In explaining losses on individual plans sold on the state health exchanges or the federal one, insurers have complained of higher expenses from consumers who sign up for coverage outside the annual open-enrollment period, often as they appear to need medical care. “We’re starting to see some issues of potential gaming of the system,” said Eric Earling, a spokesman for Premera Blue Cross. In its main market, Washington state, Premera was 8% in the black for its individual plans in 2014, but it swung to a roughly 6% loss in 2015.

Analysts said insurers themselves may have misfired in setting rates too low, either because they were hoping to grab market share or because they had little data on which to base their projections. “Some of it is based on insurers somewhat aggressively pricing this business,” said Deep Banerjee, an analyst with Standard & Poor’s Ratings Services.

The losses put a spotlight on 2016. “If 2016 is like 2015, we’ll have a real problem, because carriers could just start pulling out,” said Tom Snook, an actuary with consultants Milliman Inc.

Many insurers made changes for this year, including significant rate increases and paring of product offerings. Federal regulators have also made tweaks, including more limits on consumers’ ability to sign up for coverage outside open enrollment.

Mr. Counihan of the federal CMS said regulators are also looking closely at data about the off-season enrollees, and in situations where there “could be potential abuse, we’re going to address that and fix them.”

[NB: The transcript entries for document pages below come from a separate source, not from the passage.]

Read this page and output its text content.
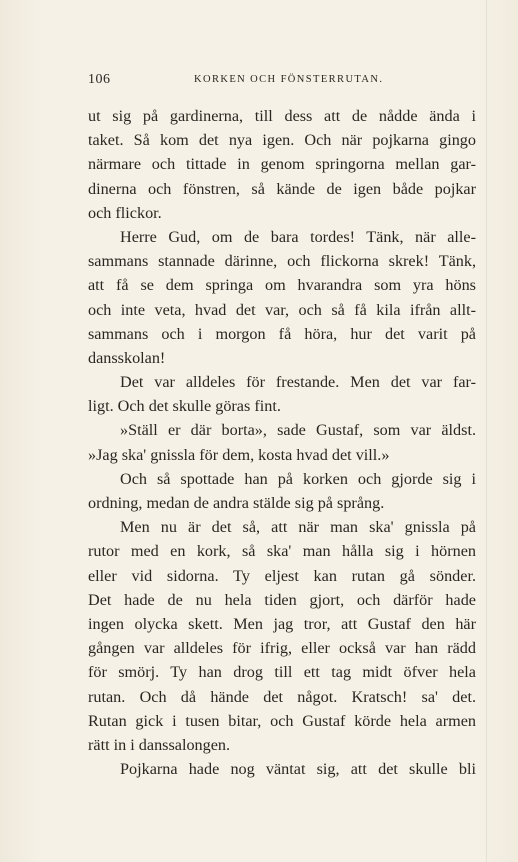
106	KORKEN OCH FÖNSTERRUTAN.
ut sig på gardinerna, till dess att de nådde ända i
taket. Så kom det nya igen. Och när pojkarna gingo
närmare och tittade in genom springorna mellan gar-
dinerna och fönstren, så kände de igen både pojkar
och flickor.
Herre Gud, om de bara tordes! Tänk, när alle-
sammans stannade därinne, och flickorna skrek! Tänk,
att få se dem springa om hvarandra som yra höns
och inte veta, hvad det var, och så få kila ifrån allt-
sammans och i morgon få höra, hur det varit på
dansskolan!
Det var alldeles för frestande. Men det var far-
ligt. Och det skulle göras fint.
»Ställ er där borta», sade Gustaf, som var äldst.
»Jag ska' gnissla för dem, kosta hvad det vill.»
Och så spottade han på korken och gjorde sig i
ordning, medan de andra stälde sig på språng.
Men nu är det så, att när man ska' gnissla på
rutor med en kork, så ska' man hålla sig i hörnen
eller vid sidorna. Ty eljest kan rutan gå sönder.
Det hade de nu hela tiden gjort, och därför hade
ingen olycka skett. Men jag tror, att Gustaf den här
gången var alldeles för ifrig, eller också var han rädd
för smörj. Ty han drog till ett tag midt öfver hela
rutan. Och då hände det något. Kratsch! sa' det.
Rutan gick i tusen bitar, och Gustaf körde hela armen
rätt in i danssalongen.
Pojkarna hade nog väntat sig, att det skulle bli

Some insurers are projecting improvement this year. Aetna is expecting to break even. Anthem has forecast a positive margin.

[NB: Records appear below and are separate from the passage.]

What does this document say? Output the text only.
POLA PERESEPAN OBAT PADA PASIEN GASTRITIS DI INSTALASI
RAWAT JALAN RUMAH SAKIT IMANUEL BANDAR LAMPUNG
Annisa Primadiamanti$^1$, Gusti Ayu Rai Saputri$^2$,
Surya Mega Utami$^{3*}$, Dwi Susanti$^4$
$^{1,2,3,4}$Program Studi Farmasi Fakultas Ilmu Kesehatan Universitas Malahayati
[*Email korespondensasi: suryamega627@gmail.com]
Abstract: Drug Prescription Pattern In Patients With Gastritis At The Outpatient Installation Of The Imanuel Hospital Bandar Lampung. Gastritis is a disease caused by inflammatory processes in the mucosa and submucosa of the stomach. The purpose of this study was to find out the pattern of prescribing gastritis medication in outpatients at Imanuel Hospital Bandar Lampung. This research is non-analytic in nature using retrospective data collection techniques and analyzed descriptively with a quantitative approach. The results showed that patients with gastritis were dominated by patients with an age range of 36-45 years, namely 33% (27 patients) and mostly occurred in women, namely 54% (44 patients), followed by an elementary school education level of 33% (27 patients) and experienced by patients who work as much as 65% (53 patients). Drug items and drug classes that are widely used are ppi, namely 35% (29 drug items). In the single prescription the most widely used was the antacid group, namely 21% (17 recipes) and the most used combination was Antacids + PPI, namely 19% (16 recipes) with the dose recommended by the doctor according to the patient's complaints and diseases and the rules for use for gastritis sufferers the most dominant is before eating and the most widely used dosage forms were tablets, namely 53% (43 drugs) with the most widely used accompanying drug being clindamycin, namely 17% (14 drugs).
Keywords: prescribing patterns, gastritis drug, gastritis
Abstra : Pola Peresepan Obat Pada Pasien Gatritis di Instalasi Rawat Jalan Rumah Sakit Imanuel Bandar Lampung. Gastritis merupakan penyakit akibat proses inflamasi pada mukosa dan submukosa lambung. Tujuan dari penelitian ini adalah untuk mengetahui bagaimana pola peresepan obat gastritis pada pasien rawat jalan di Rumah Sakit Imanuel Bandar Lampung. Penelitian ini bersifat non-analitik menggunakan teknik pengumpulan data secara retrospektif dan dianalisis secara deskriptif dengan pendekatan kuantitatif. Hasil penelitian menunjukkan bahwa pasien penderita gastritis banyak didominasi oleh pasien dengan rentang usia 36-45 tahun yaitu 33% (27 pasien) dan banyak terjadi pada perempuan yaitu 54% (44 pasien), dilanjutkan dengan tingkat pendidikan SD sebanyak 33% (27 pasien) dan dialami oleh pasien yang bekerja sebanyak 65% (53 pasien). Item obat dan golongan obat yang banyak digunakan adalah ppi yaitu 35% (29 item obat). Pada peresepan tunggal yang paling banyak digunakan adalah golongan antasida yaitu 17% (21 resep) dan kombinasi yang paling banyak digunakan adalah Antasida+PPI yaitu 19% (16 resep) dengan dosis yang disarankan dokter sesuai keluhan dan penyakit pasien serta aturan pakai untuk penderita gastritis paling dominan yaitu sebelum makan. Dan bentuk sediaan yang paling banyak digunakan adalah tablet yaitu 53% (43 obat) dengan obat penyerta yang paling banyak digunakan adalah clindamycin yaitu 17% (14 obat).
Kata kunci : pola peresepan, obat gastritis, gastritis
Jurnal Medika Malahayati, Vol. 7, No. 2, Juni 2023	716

Other companies, echoing UnitedHealth and Humana, are already worried about 2016. BlueCross BlueShield of Tennessee, which estimates it lost more than $150 million on its individual business in 2015, is projecting a significant loss for 2016, said Roy Vaughn, a spokesman. That would come despite a rate increase of around 36.3% for this year’s ACA plans.

The insurer will need to seek another rate boost for 2017 “to try to get us to a level that makes it sustainable,” Mr. Vaughn said.